真隐山中有只尚未修炼成形但生了些许灵智的天籁鸮。

初见十三时,小东西险些被吓得斑秃,毕竟它有生之年还未曾见过这般级别的灵物,周身的炁泽非是此间所有。

天籁鸮瑟瑟发抖,夹着尾巴躲进老巢,生怕这不知从何而来的杀神祖宗将它捉去打牙祭。

(十三:怎么,狐看起来就这般贪吃???)

过后才晓得自己多虑了,杀神虽瞧见了它,但它发现只要自己不学那些不长眼的蛇鼠之辈、老实地与那背篓青年让路,便也不会招来横祸。

一开始,它以为十三是瞧上了那修竹芊芊的青年,约莫想引其双修,贪其精血阳魄。然悄默观察了几次,却没承想,这祖宗就只像个幽魂似的跟在青年身后,一路替他扫荡障碍,压根不现身。

天籁鸮多机灵——自以为。

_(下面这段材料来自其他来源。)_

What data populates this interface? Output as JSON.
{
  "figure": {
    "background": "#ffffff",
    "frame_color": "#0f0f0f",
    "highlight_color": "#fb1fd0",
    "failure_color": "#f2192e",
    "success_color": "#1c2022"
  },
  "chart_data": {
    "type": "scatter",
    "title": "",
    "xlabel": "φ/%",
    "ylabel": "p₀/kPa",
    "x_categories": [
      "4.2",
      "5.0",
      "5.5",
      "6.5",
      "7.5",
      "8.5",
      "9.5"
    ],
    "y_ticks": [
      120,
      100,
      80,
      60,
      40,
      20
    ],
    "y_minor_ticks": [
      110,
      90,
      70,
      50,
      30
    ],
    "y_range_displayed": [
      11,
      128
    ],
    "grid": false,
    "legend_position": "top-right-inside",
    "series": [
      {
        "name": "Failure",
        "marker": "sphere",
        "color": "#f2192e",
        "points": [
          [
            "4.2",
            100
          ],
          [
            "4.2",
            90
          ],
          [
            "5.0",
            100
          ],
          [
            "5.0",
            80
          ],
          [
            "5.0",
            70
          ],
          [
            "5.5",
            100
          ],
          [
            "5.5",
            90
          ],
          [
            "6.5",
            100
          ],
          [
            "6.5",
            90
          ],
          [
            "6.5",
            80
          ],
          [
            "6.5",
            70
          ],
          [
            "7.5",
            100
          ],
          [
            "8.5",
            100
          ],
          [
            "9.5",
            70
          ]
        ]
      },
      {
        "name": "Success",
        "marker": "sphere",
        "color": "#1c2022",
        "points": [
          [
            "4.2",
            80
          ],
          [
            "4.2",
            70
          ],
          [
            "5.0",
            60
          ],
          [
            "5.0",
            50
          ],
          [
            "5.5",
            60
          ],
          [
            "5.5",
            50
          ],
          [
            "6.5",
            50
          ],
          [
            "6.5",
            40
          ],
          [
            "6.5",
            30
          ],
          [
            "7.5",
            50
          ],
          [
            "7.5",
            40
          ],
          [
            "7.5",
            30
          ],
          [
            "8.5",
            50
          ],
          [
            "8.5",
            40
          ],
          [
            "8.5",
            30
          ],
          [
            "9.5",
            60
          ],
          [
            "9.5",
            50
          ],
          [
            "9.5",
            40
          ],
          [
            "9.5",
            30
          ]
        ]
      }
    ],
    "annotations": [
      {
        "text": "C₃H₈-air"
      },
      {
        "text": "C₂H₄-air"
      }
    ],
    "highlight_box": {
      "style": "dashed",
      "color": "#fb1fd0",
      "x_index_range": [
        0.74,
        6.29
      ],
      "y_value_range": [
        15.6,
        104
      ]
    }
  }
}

虽说它不晓得十三是个什么路数,但为了自己能安然地喘着气,不会被迫离乡远迁,它可是很看得清形势的。毕竟,它亲眼见证了十三是如何弹指一挥间,便将企图偷袭青年的毒蛇头子给捻成了渣渣……前车之鉴的齑粉尸身还在那明晃晃横着呢!

经过一番权衡利弊,它果断地开始了投诚献贡。

于是天籁鸮有样学样,将自己收集来的榛果松仁等诸般野味,用最大的乌桕叶兜起来,拖拽着,等在寅初入山采摘的必经之路……

十三眯眼:……忽然觉得,爪子有些痒……

却说寅初初见天籁鸮时,也着实有些惊奇。